Belfast Telegraph

Centenarian's Billy Duffy's sense of wonder kept mind young

The funeral of William Duffy, who died aged 105, takes place at St James’ Church in Tandragee
The funeral of William Duffy, who died aged 105, takes place at St James’ Church in Tandragee
The funeral of William Duffy, who died aged 105, takes place at St James’ Church in Tandragee
William Duffy
Lauren Harte

By Lauren Harte

Mourners at the funeral of a well-known Co Armagh man who had reached his 106th year have heard him described as "a living antique" and the "go-to person for local knowledge".

Fr Michael Woods was speaking yesterday at the funeral of William (Billy) Duffy in St James' Church, Tandragee.

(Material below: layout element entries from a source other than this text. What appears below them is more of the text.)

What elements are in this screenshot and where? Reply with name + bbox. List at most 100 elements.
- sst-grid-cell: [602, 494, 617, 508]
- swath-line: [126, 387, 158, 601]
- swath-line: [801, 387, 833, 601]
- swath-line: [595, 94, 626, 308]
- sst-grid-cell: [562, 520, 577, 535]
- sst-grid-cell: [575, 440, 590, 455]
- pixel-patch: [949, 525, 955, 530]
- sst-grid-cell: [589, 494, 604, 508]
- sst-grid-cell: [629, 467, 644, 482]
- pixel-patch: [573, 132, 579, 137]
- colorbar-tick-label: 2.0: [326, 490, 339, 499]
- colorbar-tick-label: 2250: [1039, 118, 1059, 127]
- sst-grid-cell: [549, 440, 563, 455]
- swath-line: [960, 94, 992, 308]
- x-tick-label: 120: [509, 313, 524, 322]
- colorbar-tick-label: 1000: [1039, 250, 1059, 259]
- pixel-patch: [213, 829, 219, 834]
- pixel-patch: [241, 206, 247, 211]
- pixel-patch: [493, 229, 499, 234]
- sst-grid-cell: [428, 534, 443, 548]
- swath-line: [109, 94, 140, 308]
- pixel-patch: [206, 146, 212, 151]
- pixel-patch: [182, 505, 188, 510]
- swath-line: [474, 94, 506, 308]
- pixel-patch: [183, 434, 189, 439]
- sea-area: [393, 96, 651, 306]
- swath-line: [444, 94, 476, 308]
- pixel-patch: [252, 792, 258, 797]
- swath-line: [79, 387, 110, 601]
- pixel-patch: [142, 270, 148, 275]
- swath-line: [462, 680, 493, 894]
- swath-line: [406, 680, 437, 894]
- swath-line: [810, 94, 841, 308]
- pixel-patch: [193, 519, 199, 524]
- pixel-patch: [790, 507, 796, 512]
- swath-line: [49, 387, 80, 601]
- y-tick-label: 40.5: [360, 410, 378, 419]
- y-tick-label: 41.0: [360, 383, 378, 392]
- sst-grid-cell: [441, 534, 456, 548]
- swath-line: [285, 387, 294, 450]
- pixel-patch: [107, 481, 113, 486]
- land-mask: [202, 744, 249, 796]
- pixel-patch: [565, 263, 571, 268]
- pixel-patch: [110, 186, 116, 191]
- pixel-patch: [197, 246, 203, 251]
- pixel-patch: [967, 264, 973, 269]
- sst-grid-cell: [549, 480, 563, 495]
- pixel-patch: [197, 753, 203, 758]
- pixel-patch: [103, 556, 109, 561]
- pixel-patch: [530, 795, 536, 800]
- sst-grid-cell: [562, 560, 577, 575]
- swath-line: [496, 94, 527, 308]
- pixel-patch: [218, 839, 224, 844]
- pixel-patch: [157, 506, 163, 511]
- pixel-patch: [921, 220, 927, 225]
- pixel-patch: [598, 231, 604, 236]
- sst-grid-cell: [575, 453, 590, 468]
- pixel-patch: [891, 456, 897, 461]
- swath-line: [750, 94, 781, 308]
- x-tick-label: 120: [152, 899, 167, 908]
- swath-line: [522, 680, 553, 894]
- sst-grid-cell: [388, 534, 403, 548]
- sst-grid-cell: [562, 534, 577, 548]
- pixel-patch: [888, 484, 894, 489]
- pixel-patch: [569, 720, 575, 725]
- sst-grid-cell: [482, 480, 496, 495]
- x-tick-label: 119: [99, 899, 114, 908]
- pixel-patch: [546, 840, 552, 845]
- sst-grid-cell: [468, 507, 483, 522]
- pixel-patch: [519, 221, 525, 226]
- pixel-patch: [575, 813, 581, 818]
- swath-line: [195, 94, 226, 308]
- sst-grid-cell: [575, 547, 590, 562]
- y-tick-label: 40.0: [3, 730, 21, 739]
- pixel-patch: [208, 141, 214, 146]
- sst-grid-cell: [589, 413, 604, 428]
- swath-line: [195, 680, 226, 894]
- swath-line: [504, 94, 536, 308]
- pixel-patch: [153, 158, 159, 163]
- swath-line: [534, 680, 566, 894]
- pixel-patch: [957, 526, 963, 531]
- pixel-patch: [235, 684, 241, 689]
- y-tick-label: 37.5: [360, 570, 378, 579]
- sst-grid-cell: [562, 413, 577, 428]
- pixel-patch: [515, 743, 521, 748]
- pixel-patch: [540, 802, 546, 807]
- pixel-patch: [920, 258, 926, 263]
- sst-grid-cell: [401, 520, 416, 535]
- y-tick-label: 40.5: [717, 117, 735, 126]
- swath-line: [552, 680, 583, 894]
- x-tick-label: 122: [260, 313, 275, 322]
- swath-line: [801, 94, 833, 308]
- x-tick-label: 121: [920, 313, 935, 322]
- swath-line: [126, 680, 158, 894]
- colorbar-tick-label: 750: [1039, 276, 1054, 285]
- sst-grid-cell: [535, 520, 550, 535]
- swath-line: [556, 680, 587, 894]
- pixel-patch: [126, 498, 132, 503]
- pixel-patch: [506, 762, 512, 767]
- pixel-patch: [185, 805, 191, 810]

Mr Duffy was just weeks away from celebrating his 106th birthday when he died on Friday.

Fr Woods told mourners that Mr Duffy's "sense of wonder kept his mind young for 106 years, but the body couldn't keep up".

Mr Duffy was born in Greenwich Village in the United States on April 22, 1913. His family returned to Northern Ireland when he was a young boy after his mother died in a tram accident.

He was predeceased by his wife Dolores, at the age of 84, in December 2017. The couple had eight children - Monica, Deirdre, Liam, Blathnaid, Oisin, Grainne, Meabh and Brid - as well as many grandchildren and great grandchildren.

In his sermon, Fr Woods said: "Luke, in his gospel today, tells us that we should always be ready for Christ when he comes. It may be in the second watch he comes, or in the third, but happy those servants if he finds them ready. In Billy's case it was almost the fourth watch, if there is such.

"Billy was well-known for his love and wonder at the printed word, be it Swahili or Scots Gaelic. Like his cows ruminating and chewing the cud, he likewise chewed and ruminated on what he had read.

"His love and wonder at the printed word extended to the living word... his Mass on Sunday was a must. I remember him wading through festivals and marches with his walking aid to get to his Mass... the crowd going one way and he the other.

"To qualify as an antique piece of furniture an item would have to be 100 years old. Most of us will only make the collectibles grade of less than 100, but Billy was a living antique, nearly 106 years old," Fr Woods added.

Mr Duffy was laid to rest in Ballinabeck Cemetery.